HHS Community Studies

Student Destiny Gregg sketches a piece of pottery that was found.

Handley High School's Community Studies and plant biotech classes recently wrapped up their five-day archeological dig with Tuskegee professor Dana Chandler.

Last year the group discovered some pretty interesting artifacts at their dig site right outside of Roanoke. This year the new crew used the information that last year's group had gathered from the dig site to decide the precise location in the same area to start digging.

The dig began on Monday and lasted through Friday with an additional day on Saturday for the community to join in as a fundraiser for Randolph County Historical Museum. On Tuesday Camdon Sledge found a chunky stone, and its discovery set the tone for the rest of the dig. At the end of the day, HHS history teacher Merredith Sears summed up the day explaining that the crew had found multiple Copena points, knives, a huge chunk of pottery, a tripodal bowl, a tool used to "stun" animals and a fire pit inside of what they presumed was a home.

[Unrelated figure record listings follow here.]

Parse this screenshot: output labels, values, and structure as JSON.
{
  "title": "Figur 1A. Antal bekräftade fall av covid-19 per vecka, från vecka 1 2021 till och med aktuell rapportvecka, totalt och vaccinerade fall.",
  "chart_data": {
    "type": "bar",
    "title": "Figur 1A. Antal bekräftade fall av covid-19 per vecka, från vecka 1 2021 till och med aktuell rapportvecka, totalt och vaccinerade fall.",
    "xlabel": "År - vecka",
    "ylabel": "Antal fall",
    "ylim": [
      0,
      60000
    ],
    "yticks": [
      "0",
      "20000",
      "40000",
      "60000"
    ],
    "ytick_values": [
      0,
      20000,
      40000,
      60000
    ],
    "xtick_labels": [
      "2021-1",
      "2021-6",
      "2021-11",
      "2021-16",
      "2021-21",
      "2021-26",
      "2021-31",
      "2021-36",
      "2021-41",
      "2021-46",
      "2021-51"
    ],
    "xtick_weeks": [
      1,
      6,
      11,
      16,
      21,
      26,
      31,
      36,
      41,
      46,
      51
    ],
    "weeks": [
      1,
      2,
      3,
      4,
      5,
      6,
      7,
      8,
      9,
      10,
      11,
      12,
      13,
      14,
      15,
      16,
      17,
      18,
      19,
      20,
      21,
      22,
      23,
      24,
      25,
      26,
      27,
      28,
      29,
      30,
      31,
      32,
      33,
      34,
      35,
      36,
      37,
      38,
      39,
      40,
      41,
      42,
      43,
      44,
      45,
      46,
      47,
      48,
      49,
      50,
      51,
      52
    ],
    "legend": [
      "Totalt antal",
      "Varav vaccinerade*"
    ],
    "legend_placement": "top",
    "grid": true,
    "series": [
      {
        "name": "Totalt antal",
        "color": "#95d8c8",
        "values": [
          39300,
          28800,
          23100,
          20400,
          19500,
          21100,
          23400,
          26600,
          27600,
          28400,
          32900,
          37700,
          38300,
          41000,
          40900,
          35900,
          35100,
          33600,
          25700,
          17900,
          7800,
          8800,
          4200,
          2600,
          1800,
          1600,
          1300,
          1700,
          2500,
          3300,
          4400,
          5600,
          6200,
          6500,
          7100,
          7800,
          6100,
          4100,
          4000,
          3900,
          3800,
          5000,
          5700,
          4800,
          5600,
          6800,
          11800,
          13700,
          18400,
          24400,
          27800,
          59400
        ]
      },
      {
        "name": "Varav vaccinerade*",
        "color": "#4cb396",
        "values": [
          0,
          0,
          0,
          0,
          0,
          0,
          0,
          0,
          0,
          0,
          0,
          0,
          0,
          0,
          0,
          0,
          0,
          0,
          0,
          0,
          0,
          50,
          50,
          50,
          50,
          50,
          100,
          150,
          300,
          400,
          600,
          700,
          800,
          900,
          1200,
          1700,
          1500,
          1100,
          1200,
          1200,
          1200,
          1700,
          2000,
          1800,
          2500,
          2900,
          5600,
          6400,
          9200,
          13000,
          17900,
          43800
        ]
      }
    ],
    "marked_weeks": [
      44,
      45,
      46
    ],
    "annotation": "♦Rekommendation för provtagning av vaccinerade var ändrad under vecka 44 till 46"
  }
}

"You could say we got the most accomplished in any Day 2 of any of the digs in the past 10 years," Sears said. "We even found an arrowhead!" Sears also explained an arrowhead is about the length of a dime/nickel, and contrary to popular beliefs, very few arrowheads are ever found.

Over the length of the dig, the group found several other significant artifacts, including a gorget, which is a specially carved type of pendant that was worn around one's neck, and ochre, which is a soft-pigmented stone that would be ground up and used as war paint.

Jennifer Kirby and her biotech class performed water and soil tests while on the dig. They took note of the changes in the creek and the land to get a better understanding of Native lifestyle. Kirby's class created a topographic map. Sophomore in Kirby's class, Jykarii Horton, described his experience throughout the week and said, "It's been an interesting learning week." Horton talked about the fact that he learned about Native trading through the artifacts they had found. All artifacts found during the dig were returned to the property owner.

On Friday the group did find several cool artifacts, but the real discovery confirmed the presumption of the house. "No major artifacts today," says Chandler, "But a lot of major stuff." Chandler explains he was not just speaking about the educational aspect of the dig but also the social aspect. During the dig many students of different ethnicities, all from different backgrounds, came together to get the job done, but with or without realizing it, made special friendships in the process.